This kind of happenstance does lend credence to the premise that "things happen for a reason". 
Additionally, because of the employment ending with the last company and the "in transition" limbo at the new company, I was not torn between working the usual extra nights/weekends and being available to my Little brother. Because we were waiting on the new company and I wasn't doing daily trouble-shooting, I was able to clear out a huge chunk of my research/document to-do list and then, when I was drafted back into QA, I had time to refresh my memory and "flex" my brain on testing programs. (Which I hadn't done in over a decade {I have to say, it's A LOT more fun to test programs when the deadlines don't have to be enforced because you're "in transition"}).

So, what to do now.
The resume is mostly updated - and tends to be industry specific. I suspect it will not make sense to folks outside the industry so I'll need to figure out how to do a 2nd, skills-oriented version for the rest of the business world. (Do I even need a resume if I just want to go work at a big-box store?)
I also need to figure out the Unemployment rules, benefits, support options and how to use them.

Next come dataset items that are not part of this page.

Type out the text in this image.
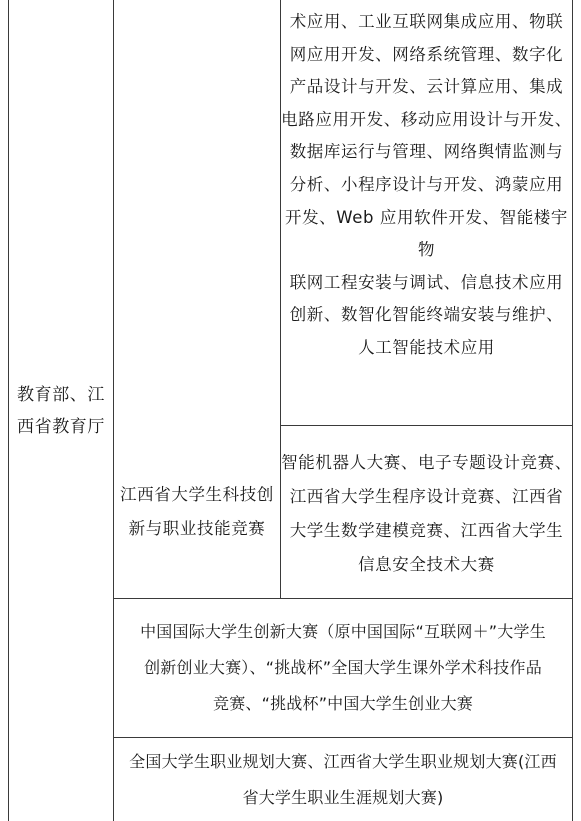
教育部、江西省教育厅
术应用、工业互联网集成应用、物联
网应用开发、网络系统管理、数字化
产品设计与开发、云计算应用、集成
电路应用开发、移动应用设计与开发、
数据库运行与管理、网络舆情监测与
分析、小程序设计与开发、鸿蒙应用
开发、Web 应用软件开发、智能楼宇物
联网工程安装与调试、信息技术应用
创新、数智化智能终端安装与维护、
人工智能技术应用
江西省大学生科技创
新与职业技能竞赛
智能机器人大赛、电子专题设计竞赛、
江西省大学生程序设计竞赛、江西省
大学生数学建模竞赛、江西省大学生
信息安全技术大赛
中国国际大学生创新大赛（原中国国际“互联网＋”大学生
创新创业大赛）、“挑战杯”全国大学生课外学术科技作品
竞赛、“挑战杯”中国大学生创业大赛
全国大学生职业规划大赛、江西省大学生职业规划大赛(江西
省大学生职业生涯规划大赛)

Mostly, I need to decide what I'd like to do and when. I'm seriously considering getting out of the industry that has harbored me for so long - and inspired me to donate so much extra time out of my life.

I would also like to have some down-time. I'd like to work on the house and the many neglected and half-started projects laying about. I'd like to catch up on sleep. {What a concept.}.

But I have to confess, going back to school for a bit is also on my mind. Finish the programming degree? There are lots of new languages to learn. Maybe focus on Fiber Arts and finish pursuing my Master Knitter certification. Very tempting.

We shall see. It's only been a few days.
{grin}
Although, I have to wonder how long a recovering Work-a-holic can stand to be unemployed.